Wrecking Ball is filled with references to the cyclical nature of life and history. In "Jack of All Trades" makes the observation that our current economic malaise has all "happened before, and it will happen again", in "Death to My Hometown" he cautions that the "robber barons" will return "just as sure as the rising sun and in "Wrecking Ball" he mentions that "hard times come, and hard times go, just to come again". Its my sense that with all of these observations, his use of folk music (using traditional folk instruments as well as archaic language and writing singable simplistic melodies) he seeks to cement the Guthrie -> Dylan -> Springsteen trajectory that many of his rock critic supporters have articulated. The thing is, it was never his lyrics or how his records sounded that made his talent comparable to Dylan's work.

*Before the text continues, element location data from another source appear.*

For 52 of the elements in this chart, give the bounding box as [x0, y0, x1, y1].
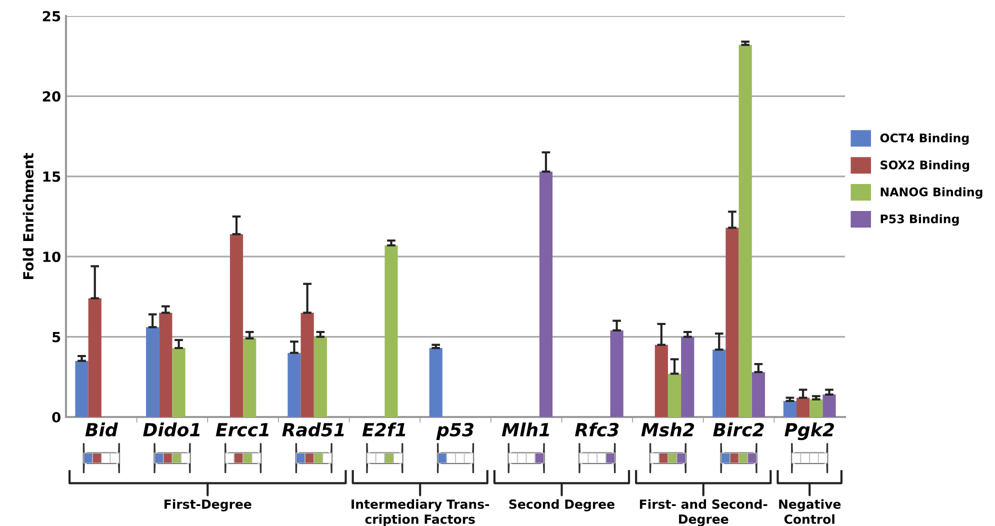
legend-label: SOX2 Binding	[880, 160, 970, 172]
x-tick-label: Pgk2	[784, 422, 834, 440]
bar	[810, 399, 823, 417]
text: First- and Second- Degree	[640, 499, 768, 526]
text: Negative Control	[779, 499, 841, 524]
bar	[822, 394, 836, 417]
y-tick-label: 15	[43, 172, 60, 182]
y-tick-label: 0	[52, 412, 60, 422]
x-tick-label: E2f1	[362, 422, 406, 436]
bar	[384, 245, 398, 417]
bar	[230, 234, 244, 417]
bar	[738, 44, 752, 417]
bar	[668, 374, 682, 417]
bar	[172, 348, 186, 417]
x-tick-label: Rfc3	[575, 422, 619, 437]
bar	[796, 398, 810, 417]
bar	[243, 338, 256, 417]
legend-label: NANOG Binding	[880, 187, 982, 199]
text: First-Degree	[164, 499, 252, 512]
y-tick-label: 20	[42, 91, 60, 102]
y-tick-label: 25	[42, 10, 60, 22]
bar	[610, 330, 624, 417]
x-tick-label: p53	[436, 422, 474, 440]
y-tick-label: 5	[52, 332, 60, 342]
bar	[539, 172, 553, 417]
bar	[314, 336, 327, 417]
x-tick-label: Dido1	[143, 422, 200, 437]
bar	[681, 336, 694, 417]
x-tick-label: Rad51	[282, 422, 344, 437]
x-tick-label: Birc2	[713, 422, 764, 437]
bar	[712, 350, 726, 417]
x-tick-label: Msh2	[641, 422, 694, 437]
bar	[75, 360, 88, 417]
x-tick-label: Ercc1	[216, 423, 269, 437]
bar	[654, 344, 668, 417]
bar	[783, 400, 796, 417]
text: Intermediary Trans- cription Factors	[352, 499, 490, 526]
text: Second Degree	[509, 499, 614, 512]
x-tick-label: Bid	[85, 422, 118, 437]
bar	[752, 372, 765, 417]
x-tick-label: Mlh1	[502, 422, 549, 436]
y-axis-title: Fold Enrichment	[22, 153, 34, 279]
legend-label: OCT4 Binding	[880, 133, 969, 145]
bar	[159, 312, 172, 417]
bar	[726, 228, 739, 417]
legend-label: P53 Binding	[880, 214, 959, 226]
bar	[146, 327, 160, 417]
y-tick-label: 10	[43, 252, 60, 262]
bar	[300, 312, 314, 417]
bar	[429, 348, 442, 417]
bar	[88, 298, 102, 417]
bar	[288, 352, 301, 417]
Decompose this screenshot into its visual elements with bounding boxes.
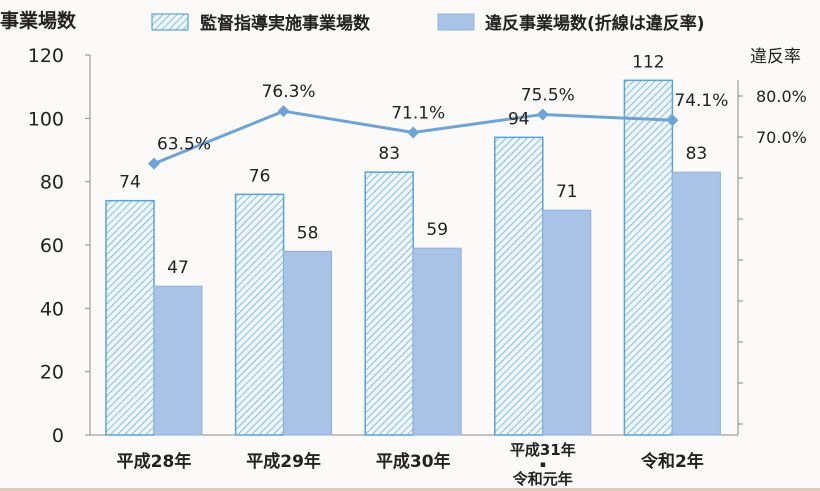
- x-tick-label: 令和元年: [513, 470, 573, 488]
- bottom-divider: [0, 488, 820, 491]
- y2-tick-label: 70.0%: [756, 128, 807, 147]
- legend-swatch-inspected: [151, 13, 189, 31]
- violation-rate-point: [277, 105, 290, 118]
- bar-violation-value: 71: [556, 182, 578, 202]
- bar-inspected: [623, 79, 674, 436]
- bar-violation: [153, 285, 203, 436]
- legend-label-inspected: 監督指導実施事業場数: [200, 13, 371, 34]
- x-tick-label: 令和2年: [641, 451, 704, 472]
- bar-violation: [412, 247, 462, 436]
- bar-inspected-value: 112: [632, 52, 664, 72]
- bar-violation-value: 47: [167, 258, 189, 278]
- x-tick-label: 平成29年: [246, 451, 321, 472]
- bar-inspected-value: 76: [249, 166, 271, 186]
- y-tick-label: 60: [40, 235, 64, 257]
- y2-axis-title: 違反率: [750, 47, 801, 67]
- bar-inspected-value: 83: [378, 144, 400, 164]
- bar-violation: [283, 250, 333, 436]
- y-tick-label: 40: [40, 298, 64, 320]
- y-axis-title: 事業場数: [0, 9, 77, 32]
- y-tick-label: 120: [28, 45, 64, 67]
- legend-swatch-violation: [437, 13, 475, 31]
- y-tick-label: 20: [40, 362, 64, 384]
- bar-violation-value: 83: [686, 144, 708, 164]
- violation-rate-label: 74.1%: [674, 91, 728, 111]
- bar-violation-value: 58: [297, 223, 319, 243]
- violation-rate-label: 75.5%: [521, 85, 575, 105]
- bar-inspected-value: 74: [119, 173, 141, 193]
- violation-rate-label: 71.1%: [391, 103, 445, 123]
- violation-rate-point: [407, 126, 420, 139]
- violation-rate-label: 63.5%: [157, 135, 211, 155]
- x-tick-label: ▪: [540, 460, 546, 470]
- bar-inspected: [105, 199, 155, 436]
- violation-rate-point: [536, 108, 549, 121]
- x-tick-label: 平成31年: [510, 441, 576, 459]
- y-tick-label: 0: [52, 425, 64, 447]
- violation-rate-point: [148, 157, 160, 170]
- bar-inspected: [494, 136, 544, 436]
- y-tick-label: 80: [40, 172, 64, 194]
- bar-violation: [671, 171, 721, 436]
- x-tick-label: 平成30年: [376, 451, 451, 472]
- bar-inspected: [234, 193, 285, 436]
- bar-violation-value: 59: [426, 220, 448, 240]
- bar-inspected-value: 94: [508, 109, 530, 129]
- violation-rate-point: [666, 114, 679, 127]
- bar-inspected: [364, 171, 414, 436]
- y-tick-label: 100: [28, 108, 64, 130]
- bar-violation: [542, 209, 592, 436]
- x-tick-label: 平成28年: [117, 451, 192, 472]
- y2-tick-label: 80.0%: [756, 87, 807, 106]
- legend-label-violation: 違反事業場数(折線は違反率): [485, 13, 705, 34]
- violation-rate-label: 76.3%: [262, 82, 316, 102]
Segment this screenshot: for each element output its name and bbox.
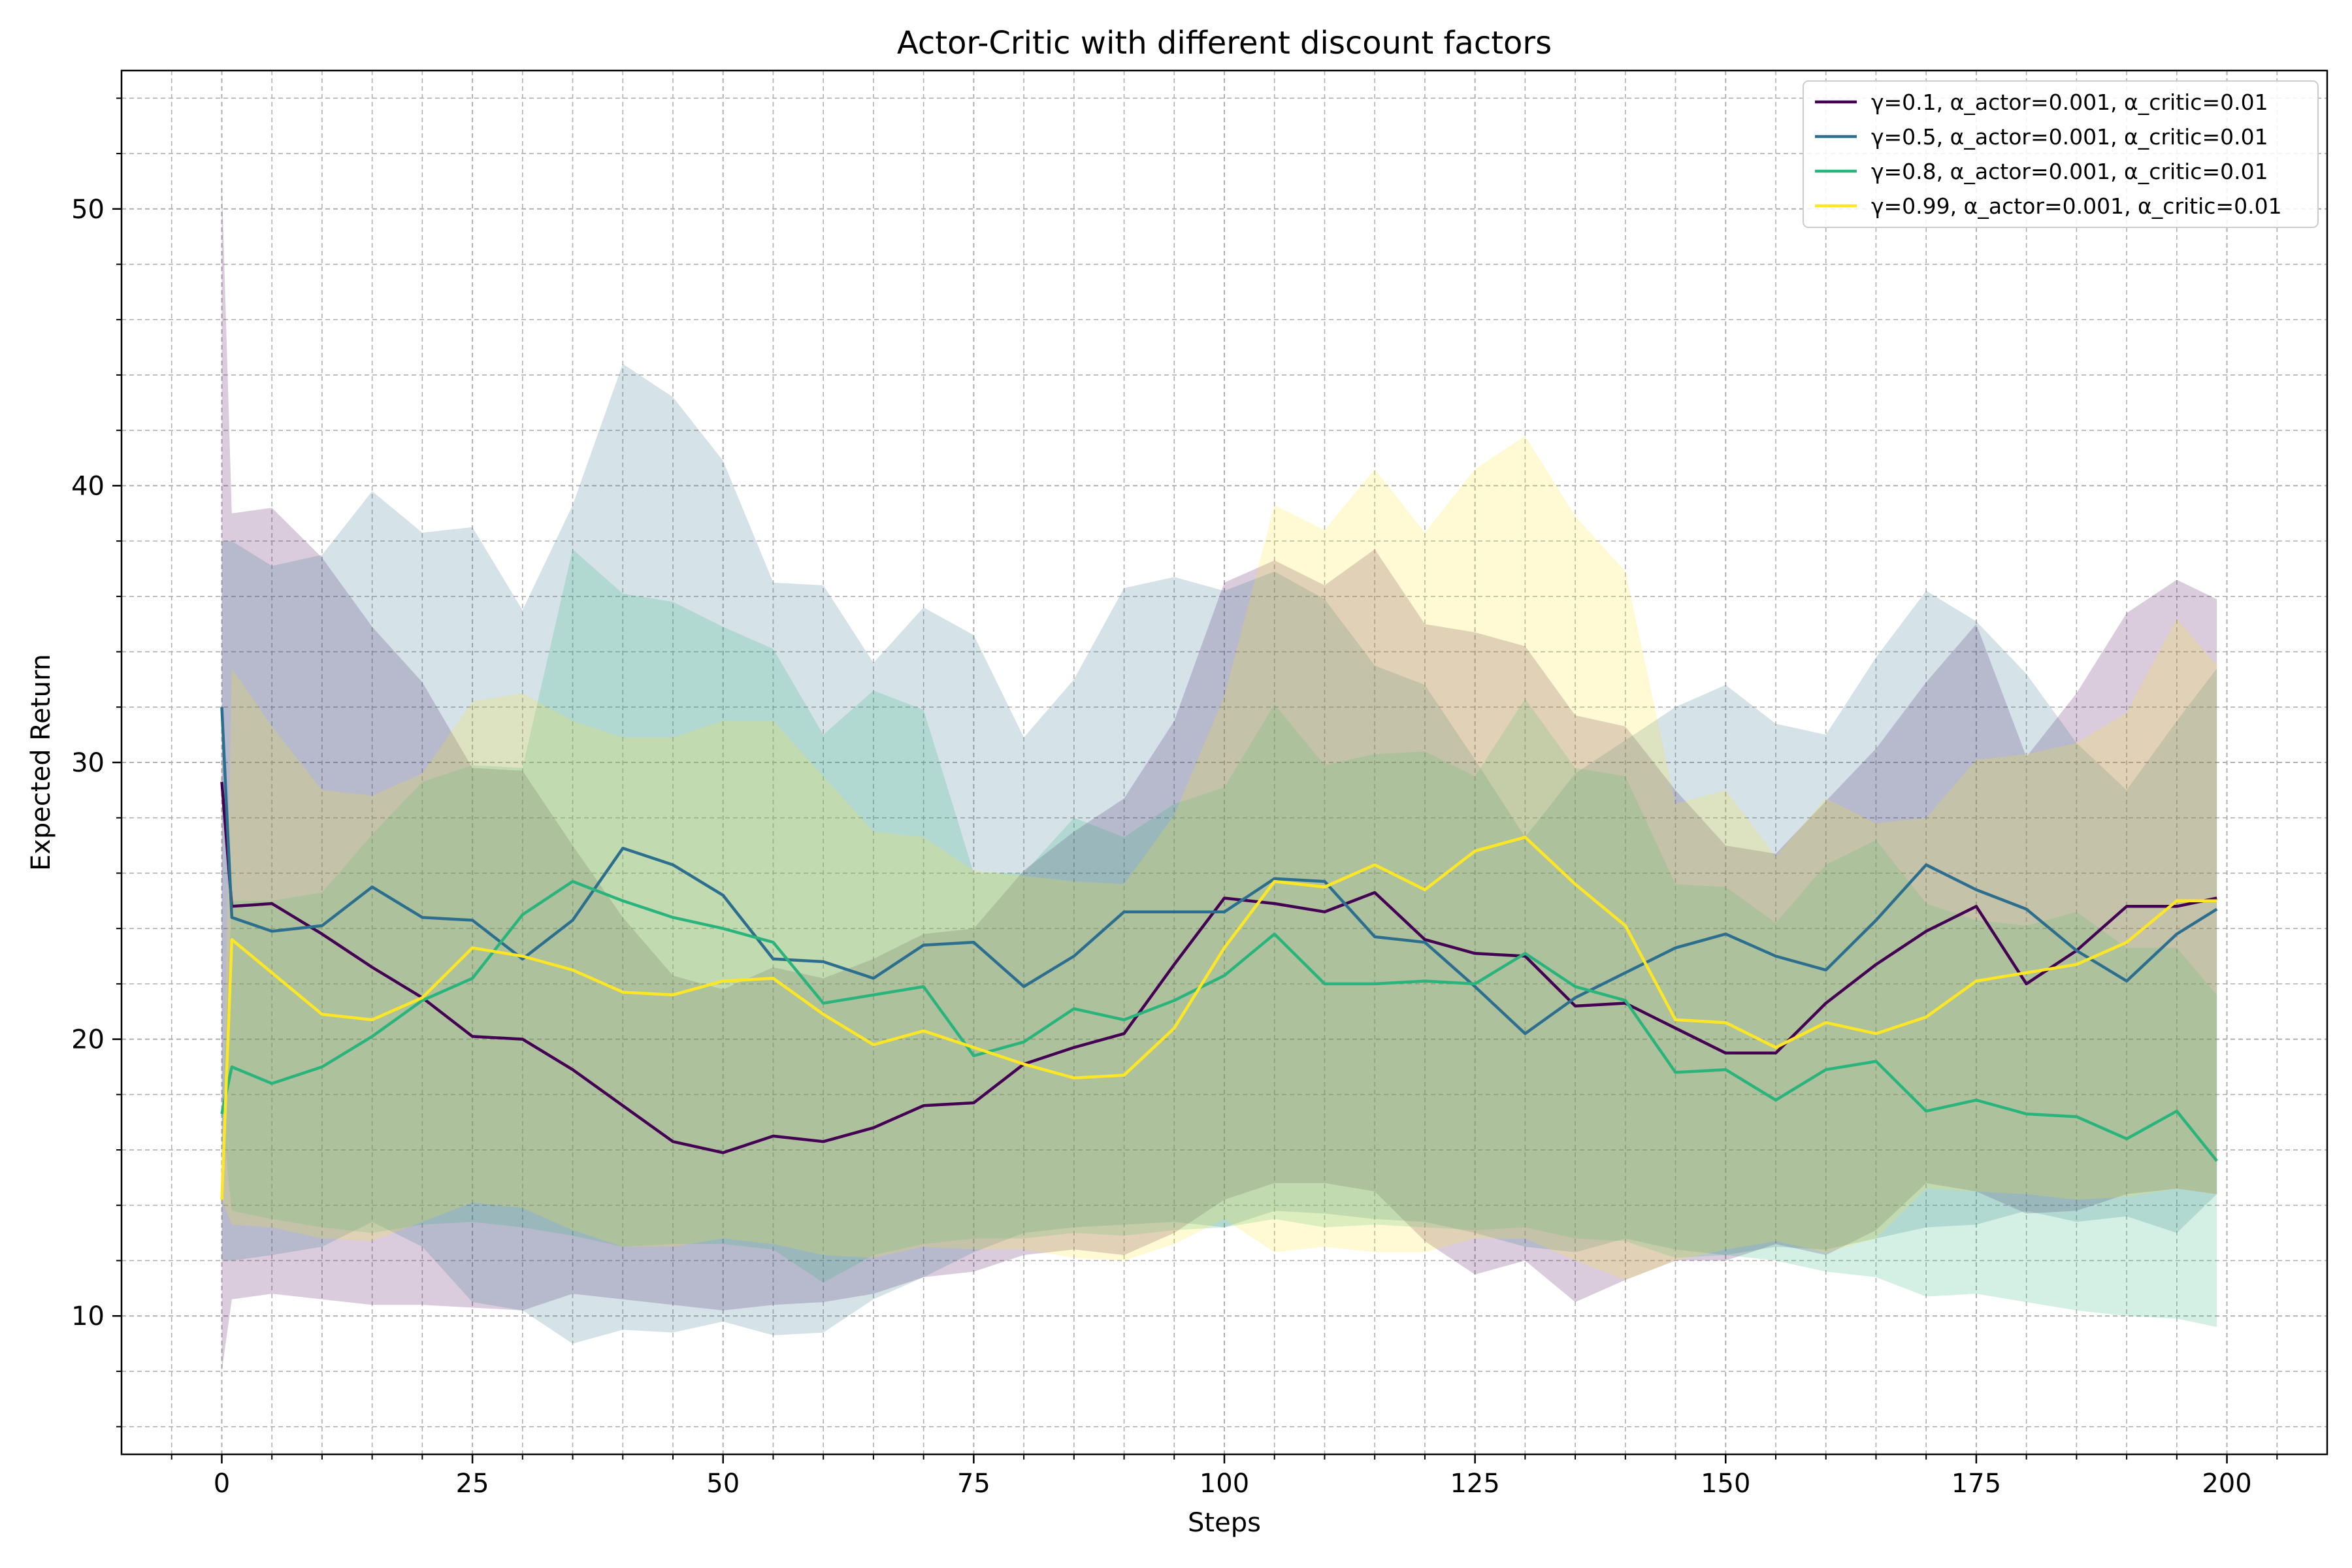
band-series-3 <box>221 549 2217 1328</box>
x-tick-label: 150 <box>1701 1469 1750 1499</box>
x-axis-label: Steps <box>1188 1508 1261 1538</box>
y-tick-label: 50 <box>71 195 105 225</box>
x-tick-label: 125 <box>1450 1469 1499 1499</box>
y-tick-label: 40 <box>71 471 105 501</box>
line-series-4 <box>220 836 2217 1200</box>
band-series-2 <box>221 364 2217 1344</box>
y-tick-label: 20 <box>71 1025 105 1055</box>
series-lines <box>220 707 2218 1200</box>
x-tick-label: 0 <box>214 1469 230 1499</box>
y-axis-label: Expected Return <box>26 654 56 871</box>
x-tick-label: 175 <box>1952 1469 2001 1499</box>
x-tick-label: 50 <box>706 1469 740 1499</box>
y-tick-label: 10 <box>71 1301 105 1331</box>
y-tick-label: 30 <box>71 748 105 778</box>
legend-box <box>1803 80 2319 228</box>
x-tick-label: 75 <box>957 1469 990 1499</box>
band-series-1 <box>221 181 2217 1371</box>
chart-title: Actor-Critic with different discount fac… <box>897 25 1552 61</box>
legend-label-1: γ=0.1, α_actor=0.001, α_critic=0.01 <box>1871 90 2268 115</box>
legend-label-2: γ=0.5, α_actor=0.001, α_critic=0.01 <box>1871 124 2268 150</box>
x-tick-label: 25 <box>456 1469 489 1499</box>
line-series-1 <box>220 781 2217 1154</box>
legend-label-3: γ=0.8, α_actor=0.001, α_critic=0.01 <box>1871 159 2268 184</box>
line-series-2 <box>220 707 2218 1036</box>
legend: γ=0.1, α_actor=0.001, α_critic=0.01 γ=0.5… <box>1803 80 2319 228</box>
grid <box>122 71 2327 1454</box>
axes: 0 25 50 75 100 125 150 175 200 10 20 30 40 50 <box>71 69 2328 1499</box>
confidence-bands <box>221 181 2217 1371</box>
x-tick-label: 100 <box>1200 1469 1249 1499</box>
x-tick-label: 200 <box>2202 1469 2251 1499</box>
legend-label-4: γ=0.99, α_actor=0.001, α_critic=0.01 <box>1871 193 2282 219</box>
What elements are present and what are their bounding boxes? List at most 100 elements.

The real comparison was that like Dylan bringing folk music into a postmodern era - Springsteen fused the sounds of Phil Specter, Motown and Stax together and paired that sound, the treasured E Street sound, with lyrics with an implicit political consciousness and a distinctively punk ethos. Its a return to THAT Springsteen that fans have been pining for ever since the synth drenched pop of Born in the USA - and it might take a final revisiting of that sound to really cement Springsteen as a true peer of Bob Dylan. Not some flaccid re-airing of the folk music like his 2006 effort, We Shall Overcome: The Seeger Sessions, and certainly not some half assed "experiment" with Gospel and Hip-Hop like "Rocky Ground".
So check out Wrecking Ball when it hits Spotify and expect to hear something worth your attention - but not anything close to Bruce Springsteen's best work.